Include the trailer token in all records. The default is that the trailer token is not recorded.

seq

Include a sequence number in every audit record. The default is to not include. (The sequence number could be used to analyze a crash dump to find out whether any audit records are lost.)

How to Change Which Events Are in Which Audit Classes

This procedure describes how to modify the default event to class mappings.

1. Edit the /etc/security/audit_event file to change the class mapping for each event to be changed.

2. Reboot the system or run auditconfig -conf to change the runtime kernel event-to-class mappings.

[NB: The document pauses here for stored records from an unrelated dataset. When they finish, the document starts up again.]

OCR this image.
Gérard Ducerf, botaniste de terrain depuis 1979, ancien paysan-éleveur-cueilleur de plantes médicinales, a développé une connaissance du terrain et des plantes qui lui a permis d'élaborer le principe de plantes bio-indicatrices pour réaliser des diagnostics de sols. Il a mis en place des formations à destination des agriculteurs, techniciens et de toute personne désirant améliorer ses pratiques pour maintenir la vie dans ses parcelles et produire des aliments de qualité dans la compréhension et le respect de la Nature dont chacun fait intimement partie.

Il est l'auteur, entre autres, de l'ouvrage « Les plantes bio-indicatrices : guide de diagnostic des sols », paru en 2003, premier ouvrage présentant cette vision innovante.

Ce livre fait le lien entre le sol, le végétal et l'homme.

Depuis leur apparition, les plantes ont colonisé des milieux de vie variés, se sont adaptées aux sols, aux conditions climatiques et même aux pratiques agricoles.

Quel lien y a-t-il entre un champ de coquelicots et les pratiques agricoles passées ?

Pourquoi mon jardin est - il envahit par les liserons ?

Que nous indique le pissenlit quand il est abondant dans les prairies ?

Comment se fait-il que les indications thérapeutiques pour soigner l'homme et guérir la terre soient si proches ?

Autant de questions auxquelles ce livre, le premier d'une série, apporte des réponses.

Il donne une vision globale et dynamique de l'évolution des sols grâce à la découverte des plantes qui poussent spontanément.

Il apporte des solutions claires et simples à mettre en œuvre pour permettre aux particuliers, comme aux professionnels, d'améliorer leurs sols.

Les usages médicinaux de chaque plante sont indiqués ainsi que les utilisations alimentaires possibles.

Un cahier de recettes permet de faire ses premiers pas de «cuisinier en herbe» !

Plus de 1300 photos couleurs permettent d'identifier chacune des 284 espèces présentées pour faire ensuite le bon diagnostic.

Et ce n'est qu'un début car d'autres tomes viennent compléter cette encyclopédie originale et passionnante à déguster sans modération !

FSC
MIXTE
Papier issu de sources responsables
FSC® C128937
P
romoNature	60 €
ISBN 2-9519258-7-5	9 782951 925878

Changing Class Definitions

The file /etc/security/audit_class stores class definitions. Site-specific definitions can be added and default definitions can be changed. Each entry in the file has the form:

mask:name:description

Each class is represented as a bit in the mask, which is an unsigned integer, giving 32 different available classes plus two meta-classes of all and no; all is a conjunction of all allowed classes; no is the invalid class. Events mapped to this class are not audited. Events mapped solely to the no class are not audited, even if the all class is turned on. Below is a sample audit_class file:

0x00000000:no:invalid class
0x00000001:fr:file read
0x00000002:fw:file write
0x00000004:fa:file attribute access
0x00000008:fm:file attribute modify
0x00000010:fc:file create
0x00000020:fd:file delete
0x00000040:cl:file close
0xffffffffff:all:all classes

If the no class is turned on in the system kernel, the audit trail is flooded with records for the audit event AUE_NULL.